Kemudian lembaga keuangan memastikan penjaminan penempatan dana pemerintah di perbankan untuk UMKM berjalan aman serta PT SMI bisa membuka peluang bagi daerah untuk mengajukan pinjaman akibat COVID-19. Peran itu bisa semakin mengoptimalkan kebijakan pemulihan ekonomi yang dijalankan pemerintah.
Besarnya bantuan finansial dalam kebijakan PEN yang akan disalurkan kepada masyarakat sangat rawan dikorupsi. Ini bisa terjadi apabila kebijakan PEN jauh dari transparansi. Prinsip transparansi merupakan amanat dari UU Nomor 28 Tahun 1998 tentang Penyelenggaraan Negara Bebas KKN. Prinsip tersebut perlu diterapkan pada kebijakan pemulihan ekonomi nasional. Tujuannya agar anggaran yang diserap bisa diakses oleh publik serta menghindari potensi korupsi.
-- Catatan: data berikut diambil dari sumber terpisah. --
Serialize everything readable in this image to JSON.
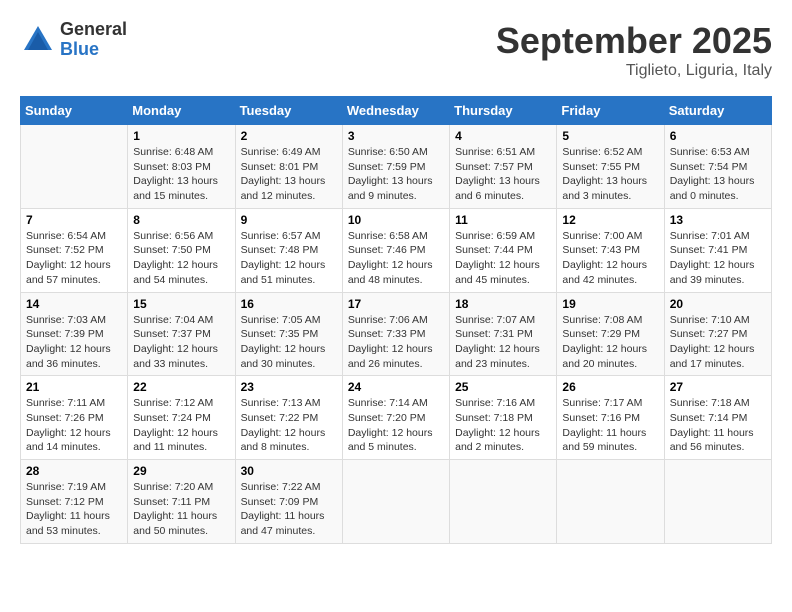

Transparansi PEN akan menciptakan tanggung jawab moral dalam pelaksanaan kebijakan. Prinsip transparansi menjadi pemicu bagi pejabat untuk melaksanakan kebijakan secara optimal. Penyerapan anggaran kebijakan bisa dilakukan dengan maksimal. Terutama penyaluran pada skema yang telah ditentukan. Dengan begitu, potensi korupsi bisa ditekan. Karena korupsi adalah salah satu faktor yang bisa menghambat berjalannya kebijakan PEN.
PERLU PENGAWASAN
Potensi masalah penegakan hukum dalam membongkar penyalahgunaan anggaran bisa terjadi akibat imunitas pejabat yang ditekankan dalam Perppu Nomor 1 Tahun 2020. Dalam Pasal 27 terdapat aturan bahwa para stakeholder yang menggunakan anggaran tidak dapat dituntut secara perdata maupun pidana. Asalkan masih dalam koridor itikad baik dan sesuai peraturan perundang-undangan. Kemudian segala keputusan stakeholder yang timbul akibat kebijakan pemulihan nasional juga tidak bisa menjadi objek gugatan di Peradilan Tata Usaha Negara.